Группа тотчас будто пропала: залегла. Затем с моста раздался винтовочный залп, и вдруг, хотя Леонтий и Матвей продолжали стрелять, охрана, больше не отвечая им, поднялась и побежала к тому пролету, под которым был заложен заряд. Выстрелы с другой стороны железнодорожного полотна тотчас ударили по бегущим людям, но те бесстрашно нырнули в темноту переплетения стропил. Матвей и Леонтий стали отходить по дну балки. «Когда же! Они так заряд разбросают!» — подумал наконец Леонтий и остановился. Тусклый глаз паровозного фонаря вылетел из-за поворота и поплыл над мостом. И тут сверкнул огонь и земля дрогнула. Медленно, словно на санках с некрутой горы, стали съезжать в балку товарные вагоны.
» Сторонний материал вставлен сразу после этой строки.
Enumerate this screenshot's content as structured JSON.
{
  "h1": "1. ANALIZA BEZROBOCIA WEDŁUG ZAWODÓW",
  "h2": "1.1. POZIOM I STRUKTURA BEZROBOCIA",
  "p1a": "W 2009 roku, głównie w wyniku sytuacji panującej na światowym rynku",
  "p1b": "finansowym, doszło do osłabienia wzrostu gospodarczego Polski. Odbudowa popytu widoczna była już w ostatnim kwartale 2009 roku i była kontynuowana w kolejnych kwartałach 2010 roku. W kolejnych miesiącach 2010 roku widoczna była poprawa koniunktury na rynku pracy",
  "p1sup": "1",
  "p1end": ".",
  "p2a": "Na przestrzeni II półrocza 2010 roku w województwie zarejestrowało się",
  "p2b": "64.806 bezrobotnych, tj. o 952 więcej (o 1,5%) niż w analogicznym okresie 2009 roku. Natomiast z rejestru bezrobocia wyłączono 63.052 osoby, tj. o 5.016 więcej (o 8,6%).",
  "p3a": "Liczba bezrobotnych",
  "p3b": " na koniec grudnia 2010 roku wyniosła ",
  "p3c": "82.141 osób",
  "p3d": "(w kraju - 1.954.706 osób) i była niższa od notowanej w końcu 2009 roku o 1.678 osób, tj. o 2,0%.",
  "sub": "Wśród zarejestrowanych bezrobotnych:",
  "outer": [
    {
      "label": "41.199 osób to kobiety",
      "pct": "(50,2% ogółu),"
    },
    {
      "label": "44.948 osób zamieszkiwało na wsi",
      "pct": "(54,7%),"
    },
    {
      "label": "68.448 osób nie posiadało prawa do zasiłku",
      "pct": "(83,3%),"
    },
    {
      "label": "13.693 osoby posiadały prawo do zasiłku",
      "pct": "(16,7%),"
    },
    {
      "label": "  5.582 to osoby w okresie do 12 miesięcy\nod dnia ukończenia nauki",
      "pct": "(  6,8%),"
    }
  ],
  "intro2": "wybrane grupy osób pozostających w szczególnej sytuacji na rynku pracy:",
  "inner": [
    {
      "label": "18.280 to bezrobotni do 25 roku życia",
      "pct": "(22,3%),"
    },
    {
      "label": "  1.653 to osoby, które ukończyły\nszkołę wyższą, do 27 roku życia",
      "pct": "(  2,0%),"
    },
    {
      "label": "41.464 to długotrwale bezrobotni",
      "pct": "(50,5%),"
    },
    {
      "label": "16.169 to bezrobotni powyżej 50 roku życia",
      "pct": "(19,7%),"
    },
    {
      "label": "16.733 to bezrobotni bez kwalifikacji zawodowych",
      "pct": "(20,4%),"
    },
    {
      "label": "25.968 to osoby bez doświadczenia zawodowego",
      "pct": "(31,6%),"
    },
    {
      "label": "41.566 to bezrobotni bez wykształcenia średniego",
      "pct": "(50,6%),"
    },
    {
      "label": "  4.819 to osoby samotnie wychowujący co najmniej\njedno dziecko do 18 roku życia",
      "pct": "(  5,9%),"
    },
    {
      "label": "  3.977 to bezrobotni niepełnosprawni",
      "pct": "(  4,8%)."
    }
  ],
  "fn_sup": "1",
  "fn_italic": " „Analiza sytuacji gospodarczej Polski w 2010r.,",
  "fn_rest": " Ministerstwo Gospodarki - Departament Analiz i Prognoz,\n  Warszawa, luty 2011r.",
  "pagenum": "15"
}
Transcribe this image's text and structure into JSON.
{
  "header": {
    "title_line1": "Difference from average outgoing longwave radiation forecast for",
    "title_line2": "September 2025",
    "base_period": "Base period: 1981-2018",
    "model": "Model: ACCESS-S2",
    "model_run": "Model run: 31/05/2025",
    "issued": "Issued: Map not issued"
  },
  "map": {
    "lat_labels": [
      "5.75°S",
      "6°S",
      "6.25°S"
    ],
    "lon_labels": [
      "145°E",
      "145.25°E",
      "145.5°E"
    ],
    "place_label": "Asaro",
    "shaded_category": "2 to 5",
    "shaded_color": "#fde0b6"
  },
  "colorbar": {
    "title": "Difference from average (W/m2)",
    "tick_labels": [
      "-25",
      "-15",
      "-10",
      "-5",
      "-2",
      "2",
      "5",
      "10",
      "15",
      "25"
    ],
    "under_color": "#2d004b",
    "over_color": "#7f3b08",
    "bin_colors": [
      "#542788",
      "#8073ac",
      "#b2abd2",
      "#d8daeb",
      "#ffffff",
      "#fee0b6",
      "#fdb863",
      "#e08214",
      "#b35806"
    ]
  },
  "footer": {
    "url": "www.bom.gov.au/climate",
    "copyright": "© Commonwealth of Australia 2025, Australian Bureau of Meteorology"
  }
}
И вдруг вспыхнул новый огонь и раскат гигантского взрыва вздыбил и мост, и все остальные вагоны, и, казалось, самую землю.

* * *

Расставались у околицы Куриловского хутора. Глядя в сереющую в рассветном полумраке степь, Матвей спросил:

— Ты домой? А я домой не вернусь. Обещали мне в отряд Марапулиса путь указать. Слыхал о таком? Из шахтерских самый геройский. Может, и ты со мной?

— Ну что ты? — сказал Леонтий, — Куда мне в отряд? Партизанить — это не для меня. Я должен здесь и дальше работать.

— А уж мы соберемся да и ударим! Ты только скажи когда, — продолжал Матвей. — А за то, что я на тебя как дурной с наганом полез, прости. Не знал я…

Загрузка...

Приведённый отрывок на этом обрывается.